Dose escalation of capecitabine in combination with biweekly cetuximab and hepatic arterial infusion (HAI) of oxaliplatin in patients with liver metastases of colorectal cancer: Preliminary clinical results

Abstract

e15080 Background: To determine the maximum-tolerated dose (MTD) and the doses-limiting-toxicities (DLT) of concurrent capecitabine and cetuximab plus HAI of oxaliplatin (LOHP) in patients with hepatic metastases from colorectal cancer (CCR). Methods: Successive cohorts of 3–6 patients (pts) were treated with HAI LOHP (100 mg/m2), biweekly cetuximab (500 mg/m2) and escalation doses of capecitabine (825 mg/m2 BID d1–7:DL1; 1000 mg/m2 BID d1- 7:DL2; 1250 mg/m2 BID d1–7:DL3; 1500 mg/m2 BID d1–7:DL4) recycled every 14 days. Dose-limiting-toxicities (DLT) were defined as any grade 3–4 events, excepting grade 3–4 skin rash. LOHP and cetuximab PK/PD data were prospectively collected.

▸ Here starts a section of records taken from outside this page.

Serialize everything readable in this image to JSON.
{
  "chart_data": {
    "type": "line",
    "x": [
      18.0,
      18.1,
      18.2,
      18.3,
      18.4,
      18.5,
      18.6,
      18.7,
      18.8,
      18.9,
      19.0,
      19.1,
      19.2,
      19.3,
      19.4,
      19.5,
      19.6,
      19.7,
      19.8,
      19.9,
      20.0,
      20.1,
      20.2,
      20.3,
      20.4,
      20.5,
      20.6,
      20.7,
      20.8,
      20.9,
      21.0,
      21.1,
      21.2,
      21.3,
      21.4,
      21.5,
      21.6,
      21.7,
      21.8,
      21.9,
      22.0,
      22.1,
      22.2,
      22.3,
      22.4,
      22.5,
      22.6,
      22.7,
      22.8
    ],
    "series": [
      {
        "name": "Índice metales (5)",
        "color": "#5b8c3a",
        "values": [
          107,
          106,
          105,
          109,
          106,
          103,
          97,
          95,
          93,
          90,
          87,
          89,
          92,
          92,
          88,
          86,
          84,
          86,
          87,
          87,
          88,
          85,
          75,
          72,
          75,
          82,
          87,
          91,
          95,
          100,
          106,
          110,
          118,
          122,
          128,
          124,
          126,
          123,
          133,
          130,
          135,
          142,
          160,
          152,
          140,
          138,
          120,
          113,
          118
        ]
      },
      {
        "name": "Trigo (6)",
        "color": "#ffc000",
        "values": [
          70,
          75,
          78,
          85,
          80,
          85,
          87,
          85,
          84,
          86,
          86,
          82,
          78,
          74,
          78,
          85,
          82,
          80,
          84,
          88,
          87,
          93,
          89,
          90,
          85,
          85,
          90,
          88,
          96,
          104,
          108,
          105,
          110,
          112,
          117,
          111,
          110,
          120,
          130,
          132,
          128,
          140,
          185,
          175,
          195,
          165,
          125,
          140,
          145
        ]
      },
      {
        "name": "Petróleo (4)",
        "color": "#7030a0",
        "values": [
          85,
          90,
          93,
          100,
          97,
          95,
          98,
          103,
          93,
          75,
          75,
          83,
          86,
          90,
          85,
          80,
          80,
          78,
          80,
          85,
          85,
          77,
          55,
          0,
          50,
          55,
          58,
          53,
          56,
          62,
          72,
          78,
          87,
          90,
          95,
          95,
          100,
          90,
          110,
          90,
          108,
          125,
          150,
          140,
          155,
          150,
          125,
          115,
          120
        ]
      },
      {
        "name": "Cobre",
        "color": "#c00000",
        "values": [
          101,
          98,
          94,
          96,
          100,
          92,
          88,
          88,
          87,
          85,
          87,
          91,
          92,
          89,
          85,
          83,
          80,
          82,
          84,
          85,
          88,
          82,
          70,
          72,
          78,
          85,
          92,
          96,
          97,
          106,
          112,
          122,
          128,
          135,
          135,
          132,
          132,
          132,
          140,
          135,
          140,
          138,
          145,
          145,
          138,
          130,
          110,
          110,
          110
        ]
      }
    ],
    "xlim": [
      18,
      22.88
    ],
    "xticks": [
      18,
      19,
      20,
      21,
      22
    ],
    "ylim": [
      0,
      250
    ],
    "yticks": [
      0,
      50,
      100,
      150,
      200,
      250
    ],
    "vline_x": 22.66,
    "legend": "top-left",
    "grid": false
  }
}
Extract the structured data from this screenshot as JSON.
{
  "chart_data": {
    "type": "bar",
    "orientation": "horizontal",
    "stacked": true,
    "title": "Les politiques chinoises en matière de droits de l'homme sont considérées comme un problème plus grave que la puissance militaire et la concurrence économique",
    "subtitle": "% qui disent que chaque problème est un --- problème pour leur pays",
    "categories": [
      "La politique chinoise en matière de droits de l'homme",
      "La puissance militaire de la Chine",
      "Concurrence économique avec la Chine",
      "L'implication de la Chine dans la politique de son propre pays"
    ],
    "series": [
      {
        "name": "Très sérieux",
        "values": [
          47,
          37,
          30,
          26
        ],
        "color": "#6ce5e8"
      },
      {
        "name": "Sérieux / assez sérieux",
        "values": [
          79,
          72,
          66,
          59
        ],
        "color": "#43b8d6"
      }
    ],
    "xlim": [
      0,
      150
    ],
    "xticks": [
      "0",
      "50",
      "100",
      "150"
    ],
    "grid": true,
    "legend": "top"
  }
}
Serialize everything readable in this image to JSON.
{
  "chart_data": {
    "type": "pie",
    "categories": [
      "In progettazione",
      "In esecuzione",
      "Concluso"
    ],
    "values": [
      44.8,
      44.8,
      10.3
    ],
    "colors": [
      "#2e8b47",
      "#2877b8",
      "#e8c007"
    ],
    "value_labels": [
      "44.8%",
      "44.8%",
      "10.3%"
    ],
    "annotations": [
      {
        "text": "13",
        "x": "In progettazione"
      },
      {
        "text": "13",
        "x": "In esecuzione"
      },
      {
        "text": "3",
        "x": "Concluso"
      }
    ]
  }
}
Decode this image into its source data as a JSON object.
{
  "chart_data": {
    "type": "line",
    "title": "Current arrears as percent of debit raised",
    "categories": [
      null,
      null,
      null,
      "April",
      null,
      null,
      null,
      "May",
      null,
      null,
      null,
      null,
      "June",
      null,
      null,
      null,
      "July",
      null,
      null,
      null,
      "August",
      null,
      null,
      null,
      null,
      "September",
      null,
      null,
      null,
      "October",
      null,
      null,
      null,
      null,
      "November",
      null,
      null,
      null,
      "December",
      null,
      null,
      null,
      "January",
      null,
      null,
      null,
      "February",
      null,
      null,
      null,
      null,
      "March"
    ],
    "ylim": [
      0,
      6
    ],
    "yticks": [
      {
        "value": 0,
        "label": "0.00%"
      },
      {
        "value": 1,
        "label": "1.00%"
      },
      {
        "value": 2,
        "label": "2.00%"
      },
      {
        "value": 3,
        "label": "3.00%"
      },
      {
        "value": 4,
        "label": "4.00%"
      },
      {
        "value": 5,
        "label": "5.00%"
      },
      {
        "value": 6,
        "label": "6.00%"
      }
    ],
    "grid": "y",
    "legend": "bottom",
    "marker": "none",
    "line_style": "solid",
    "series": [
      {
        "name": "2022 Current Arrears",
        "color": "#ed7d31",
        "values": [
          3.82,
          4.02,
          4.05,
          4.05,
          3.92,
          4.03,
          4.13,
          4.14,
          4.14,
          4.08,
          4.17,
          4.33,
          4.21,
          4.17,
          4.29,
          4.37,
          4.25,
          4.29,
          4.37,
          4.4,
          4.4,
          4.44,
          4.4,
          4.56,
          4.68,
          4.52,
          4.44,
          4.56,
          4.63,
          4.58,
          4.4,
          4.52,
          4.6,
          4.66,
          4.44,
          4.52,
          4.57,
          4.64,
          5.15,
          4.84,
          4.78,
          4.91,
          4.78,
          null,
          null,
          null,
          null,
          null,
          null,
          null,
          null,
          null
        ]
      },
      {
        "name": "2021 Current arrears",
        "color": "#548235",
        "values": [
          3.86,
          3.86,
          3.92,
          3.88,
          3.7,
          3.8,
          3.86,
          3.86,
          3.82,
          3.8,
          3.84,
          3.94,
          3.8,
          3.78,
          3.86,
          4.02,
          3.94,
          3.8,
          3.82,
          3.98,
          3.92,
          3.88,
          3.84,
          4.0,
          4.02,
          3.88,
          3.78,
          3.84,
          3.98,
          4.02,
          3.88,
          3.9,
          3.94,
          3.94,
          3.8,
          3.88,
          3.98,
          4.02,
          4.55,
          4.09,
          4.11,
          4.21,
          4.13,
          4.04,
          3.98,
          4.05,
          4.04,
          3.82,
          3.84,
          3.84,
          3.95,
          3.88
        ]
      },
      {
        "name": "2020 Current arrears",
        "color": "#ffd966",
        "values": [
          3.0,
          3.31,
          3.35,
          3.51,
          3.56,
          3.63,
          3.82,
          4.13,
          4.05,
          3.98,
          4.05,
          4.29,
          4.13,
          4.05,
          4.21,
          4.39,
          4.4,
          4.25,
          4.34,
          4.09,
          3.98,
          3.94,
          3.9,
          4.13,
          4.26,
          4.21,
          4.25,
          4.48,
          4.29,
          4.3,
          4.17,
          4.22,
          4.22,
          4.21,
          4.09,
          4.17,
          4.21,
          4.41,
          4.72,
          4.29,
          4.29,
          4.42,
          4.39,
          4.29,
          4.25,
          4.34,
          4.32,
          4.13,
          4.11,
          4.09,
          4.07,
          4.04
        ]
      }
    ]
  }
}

Results: 19 patients (median age: 60; range: 34–74; 52.9% men, 47.1% females) and ECOG performance status of 1 (range 0–2) were treated at 4 DLs (dose level) as follows: DL: 3 pts, DL2: 6 pts, DL 3: 7 pts and DL 4: 3 pts. All pts were evaluable for toxicity. With a median of follow-up of 21.23 months, ORR was 78.9%, all of them partial response, with 4 pts SD (21.1%). Initially, only 4 pts were considered potentially resectable. Among the remaining 15 pts, 4 (20.6%) could be resected after treatment. Disease progression occurred in 15 pts (78.9%; 3 pts in liver only; 4 pts with extrahepatic metastases; 8 cases with both, hepatic and extrahepatic disease). The TTP was 9.6 months. OS has not been reached. 4 pts have died during the follow-up. Grade ¾ toxicities including Hand-foot Syndrome in 3 pts (1 pt at DL1, other at DL3 and other at DL4), diarrhoea in 3 pts ( one at DL3 and 2 at DL4), anaemia in 2 pts (DL2 and DL4), asthenia in 2 pts (DL2 and DL4) and mucositis in 1 pts (DL3). DLT and MTD were established in DL4 (two pts with diarrhoea grade IV with one of them with grade III HFS) Conclusions: Combination therapy with HAI LOHP plus concurrent capecitabine and cetuximab, can be safely administered to patients with liver metastases from CCR. The MTD and DLT was established in 1500 mg/m2 BID d1 to d7 of capecitabine. The Doses-recommended (DR) has not been obtained yet. oxaliplatin PK/PD is best defined through a bicompartimental model. Mature results of PK/PD analysis will be presented at 2009 ASCO Symposium. No significant financial relationships to disclose.